LinkedIn files for IPO

The business networking company has been widely rumored to want to go public; in its SEC filing it discloses that it's only mildly profitable but growing fast.

Caroline McCarthy Former Staff writer, CNET News
Caroline McCarthy, a CNET News staff writer, is a downtown Manhattanite happily addicted to social-media tools and restaurant blogs. Her pre-CNET resume includes interning at an IT security firm and brewing cappuccinos.
Caroline McCarthy

LinkedIn has formally announced its plans to go public through the filing of an S-1 form with the U.S. Securities and Exchange Commission this afternoon, making it the first time that the business networking site has turned over many of the detailed facts about its financial operations.

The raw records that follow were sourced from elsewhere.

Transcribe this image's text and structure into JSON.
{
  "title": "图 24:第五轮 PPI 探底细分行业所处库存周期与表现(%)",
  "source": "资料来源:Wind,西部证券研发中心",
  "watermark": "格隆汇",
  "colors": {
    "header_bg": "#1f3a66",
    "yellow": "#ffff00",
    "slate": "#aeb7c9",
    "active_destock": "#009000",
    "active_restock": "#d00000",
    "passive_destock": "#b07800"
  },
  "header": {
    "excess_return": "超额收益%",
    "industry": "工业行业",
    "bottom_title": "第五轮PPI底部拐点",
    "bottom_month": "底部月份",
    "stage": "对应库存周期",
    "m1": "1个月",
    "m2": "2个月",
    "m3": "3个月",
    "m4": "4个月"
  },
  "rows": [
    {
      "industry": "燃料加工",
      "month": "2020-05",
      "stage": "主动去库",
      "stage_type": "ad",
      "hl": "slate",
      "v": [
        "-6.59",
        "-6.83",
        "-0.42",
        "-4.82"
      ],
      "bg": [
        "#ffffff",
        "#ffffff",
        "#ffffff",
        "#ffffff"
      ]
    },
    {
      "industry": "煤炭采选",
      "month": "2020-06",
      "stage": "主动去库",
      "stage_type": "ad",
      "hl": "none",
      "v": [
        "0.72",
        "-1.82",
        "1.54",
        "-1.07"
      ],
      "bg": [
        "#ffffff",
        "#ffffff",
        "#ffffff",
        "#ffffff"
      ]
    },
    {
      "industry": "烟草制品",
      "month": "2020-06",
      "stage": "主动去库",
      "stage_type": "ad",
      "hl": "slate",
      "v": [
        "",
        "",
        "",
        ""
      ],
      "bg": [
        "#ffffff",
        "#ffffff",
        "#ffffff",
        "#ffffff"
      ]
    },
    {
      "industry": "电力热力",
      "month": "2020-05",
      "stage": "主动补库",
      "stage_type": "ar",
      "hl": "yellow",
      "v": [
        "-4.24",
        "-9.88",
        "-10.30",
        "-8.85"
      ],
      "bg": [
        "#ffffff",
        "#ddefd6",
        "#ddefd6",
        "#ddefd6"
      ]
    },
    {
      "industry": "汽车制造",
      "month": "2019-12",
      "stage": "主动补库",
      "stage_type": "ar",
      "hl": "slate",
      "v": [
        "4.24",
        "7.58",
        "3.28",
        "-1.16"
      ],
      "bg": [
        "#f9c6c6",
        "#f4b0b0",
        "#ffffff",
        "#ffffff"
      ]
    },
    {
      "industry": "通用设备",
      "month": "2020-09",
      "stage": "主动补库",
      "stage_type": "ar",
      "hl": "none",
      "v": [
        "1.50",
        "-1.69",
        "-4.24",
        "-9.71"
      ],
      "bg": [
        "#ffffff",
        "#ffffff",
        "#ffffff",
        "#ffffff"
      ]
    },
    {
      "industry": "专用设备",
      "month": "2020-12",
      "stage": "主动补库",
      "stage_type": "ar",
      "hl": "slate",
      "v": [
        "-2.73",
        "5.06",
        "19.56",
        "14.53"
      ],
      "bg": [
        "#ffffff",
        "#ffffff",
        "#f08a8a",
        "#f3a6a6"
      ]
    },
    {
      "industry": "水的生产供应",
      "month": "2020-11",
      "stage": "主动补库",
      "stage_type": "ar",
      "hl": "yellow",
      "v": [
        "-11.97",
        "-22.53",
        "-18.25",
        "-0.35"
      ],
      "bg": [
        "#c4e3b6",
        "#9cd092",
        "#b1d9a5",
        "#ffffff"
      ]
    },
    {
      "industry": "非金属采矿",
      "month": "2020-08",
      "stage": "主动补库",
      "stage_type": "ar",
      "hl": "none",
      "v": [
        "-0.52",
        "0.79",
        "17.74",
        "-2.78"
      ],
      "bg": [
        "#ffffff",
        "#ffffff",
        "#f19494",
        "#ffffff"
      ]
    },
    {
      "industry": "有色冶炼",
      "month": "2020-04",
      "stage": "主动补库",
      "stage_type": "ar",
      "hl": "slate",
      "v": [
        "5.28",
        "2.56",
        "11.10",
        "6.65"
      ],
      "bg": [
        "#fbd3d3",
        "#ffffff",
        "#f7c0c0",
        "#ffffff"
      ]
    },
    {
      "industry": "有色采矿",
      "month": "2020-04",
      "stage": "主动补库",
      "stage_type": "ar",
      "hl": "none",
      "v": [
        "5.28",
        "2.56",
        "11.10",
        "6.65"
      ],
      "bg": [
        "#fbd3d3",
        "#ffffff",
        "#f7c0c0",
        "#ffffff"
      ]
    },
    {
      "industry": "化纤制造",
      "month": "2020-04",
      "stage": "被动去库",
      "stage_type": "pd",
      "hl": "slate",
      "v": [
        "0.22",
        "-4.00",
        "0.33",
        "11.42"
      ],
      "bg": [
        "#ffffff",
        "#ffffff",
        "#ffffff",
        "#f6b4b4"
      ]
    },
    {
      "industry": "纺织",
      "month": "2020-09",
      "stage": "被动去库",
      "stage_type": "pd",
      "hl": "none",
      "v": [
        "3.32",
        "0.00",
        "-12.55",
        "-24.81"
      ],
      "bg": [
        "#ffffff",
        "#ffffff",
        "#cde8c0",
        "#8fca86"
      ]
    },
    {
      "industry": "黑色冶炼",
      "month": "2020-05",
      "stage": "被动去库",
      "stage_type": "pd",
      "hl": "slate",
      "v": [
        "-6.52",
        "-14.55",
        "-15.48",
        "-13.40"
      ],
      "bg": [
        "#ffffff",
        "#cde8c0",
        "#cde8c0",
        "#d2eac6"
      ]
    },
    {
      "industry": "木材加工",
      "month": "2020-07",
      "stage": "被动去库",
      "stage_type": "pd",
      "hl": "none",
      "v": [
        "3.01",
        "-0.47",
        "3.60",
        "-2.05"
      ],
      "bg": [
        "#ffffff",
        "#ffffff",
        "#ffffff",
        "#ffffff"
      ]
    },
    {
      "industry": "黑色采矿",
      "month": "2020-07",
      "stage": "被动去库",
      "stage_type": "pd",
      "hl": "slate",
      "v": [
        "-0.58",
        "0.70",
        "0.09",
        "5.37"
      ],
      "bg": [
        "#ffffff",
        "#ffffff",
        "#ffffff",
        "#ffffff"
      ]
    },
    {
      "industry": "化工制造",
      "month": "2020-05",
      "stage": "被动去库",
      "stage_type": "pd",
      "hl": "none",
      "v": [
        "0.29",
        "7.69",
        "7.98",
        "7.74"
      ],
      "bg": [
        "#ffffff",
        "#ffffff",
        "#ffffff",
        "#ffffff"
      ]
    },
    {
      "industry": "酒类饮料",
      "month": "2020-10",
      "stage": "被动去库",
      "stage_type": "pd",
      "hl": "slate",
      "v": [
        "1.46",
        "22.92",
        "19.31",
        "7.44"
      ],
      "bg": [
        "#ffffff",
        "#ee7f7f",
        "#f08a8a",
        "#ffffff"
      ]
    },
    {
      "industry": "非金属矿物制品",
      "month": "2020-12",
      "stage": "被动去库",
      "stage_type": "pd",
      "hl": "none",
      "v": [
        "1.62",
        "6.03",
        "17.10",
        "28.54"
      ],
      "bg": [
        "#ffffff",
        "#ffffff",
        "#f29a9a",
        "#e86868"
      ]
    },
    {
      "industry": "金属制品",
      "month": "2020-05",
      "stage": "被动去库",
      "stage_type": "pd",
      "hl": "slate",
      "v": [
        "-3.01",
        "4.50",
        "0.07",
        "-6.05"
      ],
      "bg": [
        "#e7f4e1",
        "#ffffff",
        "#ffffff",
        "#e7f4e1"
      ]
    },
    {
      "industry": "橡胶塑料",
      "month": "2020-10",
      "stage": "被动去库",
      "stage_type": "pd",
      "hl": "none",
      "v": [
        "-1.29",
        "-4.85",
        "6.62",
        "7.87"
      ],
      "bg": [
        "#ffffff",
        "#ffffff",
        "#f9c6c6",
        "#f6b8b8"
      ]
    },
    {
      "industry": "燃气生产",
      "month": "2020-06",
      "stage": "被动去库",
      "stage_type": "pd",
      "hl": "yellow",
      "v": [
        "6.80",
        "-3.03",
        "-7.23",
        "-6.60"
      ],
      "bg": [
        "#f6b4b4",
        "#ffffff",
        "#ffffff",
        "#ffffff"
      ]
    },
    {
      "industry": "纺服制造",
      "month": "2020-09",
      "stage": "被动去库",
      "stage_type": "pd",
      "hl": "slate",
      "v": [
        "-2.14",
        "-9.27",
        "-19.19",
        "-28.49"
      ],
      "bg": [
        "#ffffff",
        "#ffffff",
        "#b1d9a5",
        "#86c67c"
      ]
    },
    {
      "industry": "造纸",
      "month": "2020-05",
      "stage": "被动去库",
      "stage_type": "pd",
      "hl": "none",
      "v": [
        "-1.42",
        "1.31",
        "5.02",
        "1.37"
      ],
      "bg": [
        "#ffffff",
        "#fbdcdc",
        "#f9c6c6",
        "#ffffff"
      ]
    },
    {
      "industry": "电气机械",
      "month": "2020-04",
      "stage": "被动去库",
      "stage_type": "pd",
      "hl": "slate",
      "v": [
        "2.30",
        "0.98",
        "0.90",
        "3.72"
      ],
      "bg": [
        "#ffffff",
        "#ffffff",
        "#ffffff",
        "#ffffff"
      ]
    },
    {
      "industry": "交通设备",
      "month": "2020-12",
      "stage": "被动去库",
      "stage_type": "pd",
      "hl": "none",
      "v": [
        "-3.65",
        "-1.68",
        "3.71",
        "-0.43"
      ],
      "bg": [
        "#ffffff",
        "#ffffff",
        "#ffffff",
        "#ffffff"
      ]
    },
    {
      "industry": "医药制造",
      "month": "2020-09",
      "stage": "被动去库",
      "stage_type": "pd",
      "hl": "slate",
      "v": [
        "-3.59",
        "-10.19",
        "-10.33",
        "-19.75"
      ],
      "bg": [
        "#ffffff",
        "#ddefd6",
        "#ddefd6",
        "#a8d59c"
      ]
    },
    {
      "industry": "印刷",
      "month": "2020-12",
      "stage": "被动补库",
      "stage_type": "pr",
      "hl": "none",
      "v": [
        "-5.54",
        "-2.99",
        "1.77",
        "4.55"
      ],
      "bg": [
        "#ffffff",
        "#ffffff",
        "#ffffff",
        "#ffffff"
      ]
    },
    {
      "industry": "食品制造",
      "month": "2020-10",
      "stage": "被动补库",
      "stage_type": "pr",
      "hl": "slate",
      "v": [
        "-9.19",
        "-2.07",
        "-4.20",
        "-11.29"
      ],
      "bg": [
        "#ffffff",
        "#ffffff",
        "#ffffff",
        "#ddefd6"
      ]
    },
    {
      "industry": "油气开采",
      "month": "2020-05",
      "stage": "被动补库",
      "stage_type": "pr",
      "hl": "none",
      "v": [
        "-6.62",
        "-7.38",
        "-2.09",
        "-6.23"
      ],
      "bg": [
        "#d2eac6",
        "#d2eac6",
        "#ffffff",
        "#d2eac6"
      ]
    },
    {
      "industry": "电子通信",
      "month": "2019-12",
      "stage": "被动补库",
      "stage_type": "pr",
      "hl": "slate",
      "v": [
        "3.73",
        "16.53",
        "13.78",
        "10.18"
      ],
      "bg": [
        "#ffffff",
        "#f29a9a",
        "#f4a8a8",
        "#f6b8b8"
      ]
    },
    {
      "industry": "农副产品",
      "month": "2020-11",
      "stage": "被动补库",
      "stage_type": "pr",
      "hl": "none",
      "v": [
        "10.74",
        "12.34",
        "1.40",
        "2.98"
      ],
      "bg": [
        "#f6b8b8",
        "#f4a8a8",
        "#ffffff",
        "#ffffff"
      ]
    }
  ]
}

"We believe we are transforming the way people work by connecting talent with opportunity at massive scale," LinkedIn explained in its filing. "Our goal is to provide a global platform capable of mapping every professional's experience, skills, and other relevant professional data to his or her professional graph, including connections with colleagues and business contacts."

Through a combination of advertising and business services, LinkedIn has managed to actually make some money in the process. Net revenue in the first nine months of 2010 was $161 million, with a profit of $10 million; in the same period in the previous year, it logged half that revenue and only $3.4 million in profit.

LinkedIn has more than 90 million registered members, up from 55 million a year before--a statistic that it's been more vocal about as a private company. But in the S-1 filing, the company warned that not all of its registered users are active and that a minority of members are responsible for the "substantial" majority of its 5.5 billion page views.